German university launches training for imams

OSNABRUECK, Germany — Ahmed Sami spoke only Arabic when he moved from Morocco to Germany eight years ago to work as an imam. During his Friday prayer services at a mosque in western Germany, he soon noticed that many of the listeners could not understand him.

“The children and teenagers don’t speak a lot of Arabic anymore,” the 31-year-old imam said. “German is their native language.”

Sami is now part of a pilot program at the University of Osnabrueck that started this week to train imams — not only in the German language but also to steer them to preach about Islam in a way consistent with Germany’s democratic values and religious tolerance.

The program comes at a time of growing concern about some young German Muslims becoming radicalized in extremist mosques and turning to terrorism. This month’s terror alert in Europe was sparked by information provided by a German radical of Afghan descent who had been captured by U.S. forces in Afghanistan.

“We need imams who are socialized and at home in Germany,” said Rauf Ceylan, a professor for Islamic religious education and one of the founders of the new program in Osnabrueck, in northwestern Germany. “They influence the religious orientation of Muslims in Germany, and they have a big impact on whether young Muslims will practice a tolerant, conservative or extremist version of Islam.”

Other European countries have been taking new measures as well. In France, which has a Muslim population of at least 5 million, the Catholic University of Paris began courses to train French imams in 2008; several imams have been expelled in recent years for what was deemed dangerous teaching.

Experts say the new German academic initiative is much needed. So far, more than 90 percent of the more than 2,000 imams in Germany barely speak any German. Most come from Turkey and only stay here for a couple of years before returning home. Due to the language barrier, these foreign-sent imams cannot interact with younger community members and they are also not aware of the specific problems the 4.3 million Muslims in Germany deal with on an everyday basis.
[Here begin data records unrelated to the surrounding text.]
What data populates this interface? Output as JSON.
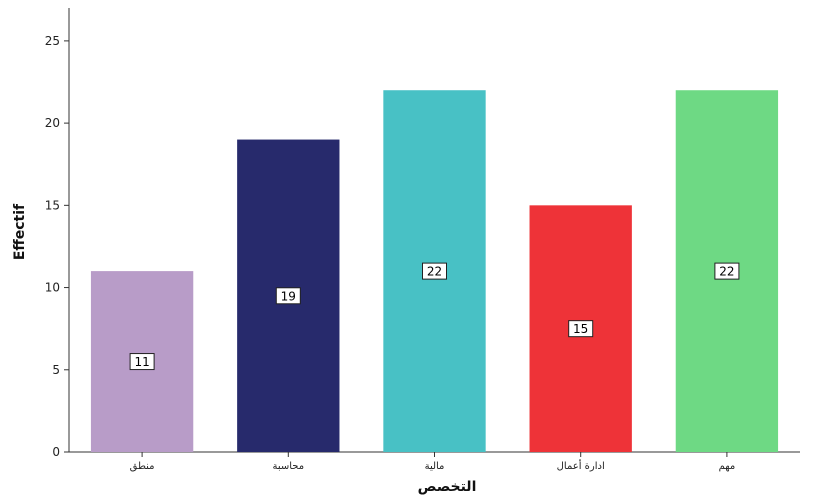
{
  "chart_data": {
    "type": "bar",
    "categories": [
      "منطق",
      "محاسبة",
      "مالية",
      "ادارة أعمال",
      "مهم"
    ],
    "values": [
      11,
      19,
      22,
      15,
      22
    ],
    "colors": [
      "#b89cc8",
      "#272a6c",
      "#48c1c5",
      "#ee3338",
      "#6ed984"
    ],
    "data_labels": [
      "11",
      "19",
      "22",
      "15",
      "22"
    ],
    "xlabel": "التخصص",
    "ylabel": "Effectif",
    "ylim": [
      0,
      27
    ],
    "yticks": [
      0,
      5,
      10,
      15,
      20,
      25
    ],
    "grid": false,
    "legend": "none"
  }
}
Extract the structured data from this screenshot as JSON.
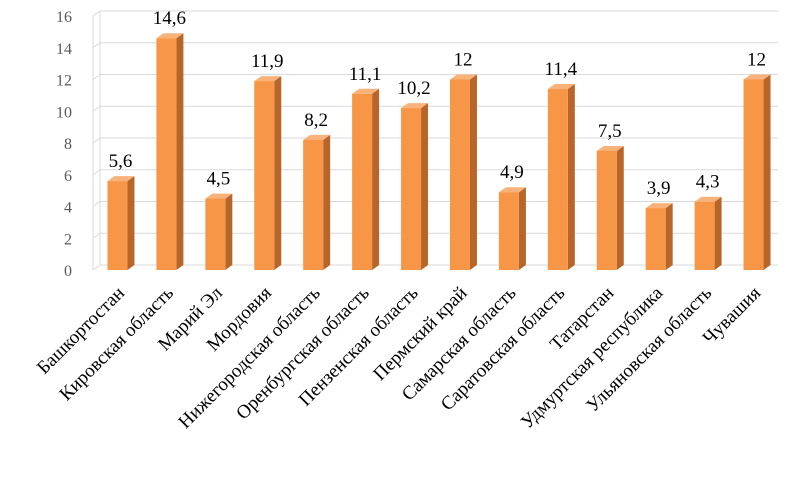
{
  "chart_data": {
    "type": "bar",
    "categories": [
      "Башкортостан",
      "Кировская область",
      "Марий Эл",
      "Мордовия",
      "Нижегородская область",
      "Оренбургская область",
      "Пензенская область",
      "Пермский край",
      "Самарская область",
      "Саратовская область",
      "Татарстан",
      "Удмуртская республика",
      "Ульяновская область",
      "Чувашия"
    ],
    "values": [
      5.6,
      14.6,
      4.5,
      11.9,
      8.2,
      11.1,
      10.2,
      12,
      4.9,
      11.4,
      7.5,
      3.9,
      4.3,
      12
    ],
    "data_labels": [
      "5,6",
      "14,6",
      "4,5",
      "11,9",
      "8,2",
      "11,1",
      "10,2",
      "12",
      "4,9",
      "11,4",
      "7,5",
      "3,9",
      "4,3",
      "12"
    ],
    "yticks": [
      "0",
      "2",
      "4",
      "6",
      "8",
      "10",
      "12",
      "14",
      "16"
    ],
    "ylim": [
      0,
      16
    ],
    "grid": true,
    "legend": "none",
    "title": "",
    "xlabel": "",
    "ylabel": "",
    "colors": {
      "bar_front": "#f79646",
      "bar_side": "#b8652a",
      "bar_top": "#f9b27a",
      "grid": "#d9d9d9"
    }
  }
}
Imams hold key positions within the immigrant communities. Just like pastors or rabbis, they deliver religious guidance, but they are also the first contact point for parents’ worries when the children don’t perform well in school, they mediate in marital disputes or get involved in cultural clashes with the Christian majority in Germany.
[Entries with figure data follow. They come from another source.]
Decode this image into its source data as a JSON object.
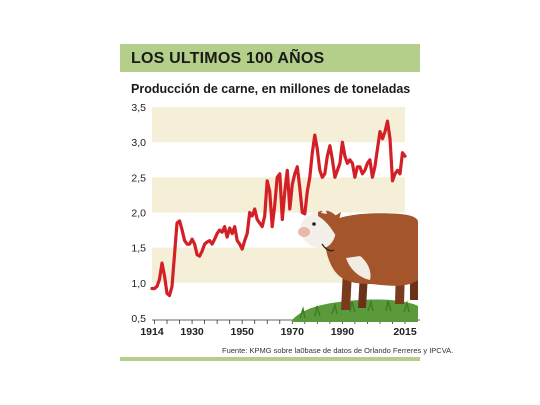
{
  "header": {
    "title": "LOS ULTIMOS 100 AÑOS",
    "band_color": "#b4cf8a"
  },
  "subtitle": "Producción de carne, en millones de toneladas",
  "source": "Fuente: KPMG sobre la0base de datos de Orlando Ferreres y IPCVA.",
  "decoration": {
    "icon": "hereford-cow-on-grass-icon"
  },
  "colors": {
    "line": "#d31f26",
    "band": "#f4efd6",
    "accent": "#b4cf8a"
  },
  "chart_data": {
    "type": "line",
    "title": "LOS ULTIMOS 100 AÑOS",
    "subtitle": "Producción de carne, en millones de toneladas",
    "xlabel": "",
    "ylabel": "",
    "xlim": [
      1914,
      2015
    ],
    "ylim": [
      0.5,
      3.5
    ],
    "yticks": [
      "0,5",
      "1,0",
      "1,5",
      "2,0",
      "2,5",
      "3,0",
      "3,5"
    ],
    "xticks": [
      "1914",
      "1930",
      "1950",
      "1970",
      "1990",
      "2015"
    ],
    "grid": "alternating horizontal bands",
    "legend": "none",
    "series": [
      {
        "x": [
          1914,
          1915,
          1916,
          1917,
          1918,
          1919,
          1920,
          1921,
          1922,
          1923,
          1924,
          1925,
          1926,
          1927,
          1928,
          1929,
          1930,
          1931,
          1932,
          1933,
          1934,
          1935,
          1936,
          1937,
          1938,
          1939,
          1940,
          1941,
          1942,
          1943,
          1944,
          1945,
          1946,
          1947,
          1948,
          1949,
          1950,
          1951,
          1952,
          1953,
          1954,
          1955,
          1956,
          1957,
          1958,
          1959,
          1960,
          1961,
          1962,
          1963,
          1964,
          1965,
          1966,
          1967,
          1968,
          1969,
          1970,
          1971,
          1972,
          1973,
          1974,
          1975,
          1976,
          1977,
          1978,
          1979,
          1980,
          1981,
          1982,
          1983,
          1984,
          1985,
          1986,
          1987,
          1988,
          1989,
          1990,
          1991,
          1992,
          1993,
          1994,
          1995,
          1996,
          1997,
          1998,
          1999,
          2000,
          2001,
          2002,
          2003,
          2004,
          2005,
          2006,
          2007,
          2008,
          2009,
          2010,
          2011,
          2012,
          2013,
          2014,
          2015
        ],
        "values": [
          0.92,
          0.92,
          0.95,
          1.05,
          1.28,
          1.1,
          0.85,
          0.82,
          0.95,
          1.4,
          1.85,
          1.88,
          1.75,
          1.6,
          1.55,
          1.55,
          1.62,
          1.55,
          1.4,
          1.38,
          1.45,
          1.55,
          1.58,
          1.6,
          1.55,
          1.62,
          1.7,
          1.75,
          1.72,
          1.8,
          1.65,
          1.78,
          1.7,
          1.8,
          1.6,
          1.55,
          1.48,
          1.6,
          1.7,
          2.0,
          1.95,
          2.05,
          1.9,
          1.85,
          1.8,
          1.95,
          2.45,
          2.3,
          1.8,
          2.1,
          2.5,
          2.55,
          1.9,
          2.3,
          2.6,
          2.05,
          2.4,
          2.55,
          2.65,
          2.35,
          2.0,
          1.98,
          2.3,
          2.5,
          2.85,
          3.1,
          2.9,
          2.6,
          2.5,
          2.55,
          2.8,
          2.95,
          2.75,
          2.5,
          2.6,
          2.7,
          3.0,
          2.8,
          2.7,
          2.75,
          2.7,
          2.5,
          2.65,
          2.65,
          2.55,
          2.6,
          2.7,
          2.75,
          2.5,
          2.65,
          2.9,
          3.15,
          3.05,
          3.15,
          3.3,
          3.05,
          2.45,
          2.55,
          2.6,
          2.55,
          2.85,
          2.8
        ]
      }
    ]
  }
}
Later this week, the federal government is expected to announce the establishment of as many as three new university departments for Islamic studies in Germany that will include several new professorships. The goal is to educate a new generation of imams and schoolteachers for Islamic religious instructions who believe and teach that western values and Islam are compatible.

“We need mosques that are transparent, in order to create an atmosphere of trust” among Germans and Muslim immigrants, the integration minister of Lower-Saxony, Aygul Ozkan, said at the opening ceremony in Osnabrueck earlier this week. Ozkan, who is the daughter of Turkish immigrants, said in order to create this transparency, it was essential that more imams learn the language and also preach in German.

For Sami, learning to preach in German is one of the main attractions of the Osnabrueck program. While he has already started translating parts of his Arabic sermons into German, he still feels the need to improve his overall language skills.

Sami, one of 30 students enrolled in the one-year, tuition-free program, said he also looked forward to classes about Germany’s political system.

“It’s very important for us to understand the pluralistic, German society,” he said. “It’s very different from the political system in Morocco.”

The curriculum includes a visit to the German parliament in Berlin, a meeting with a rabbi at a synagogue in Osnabrueck and several classes by Christian theologians.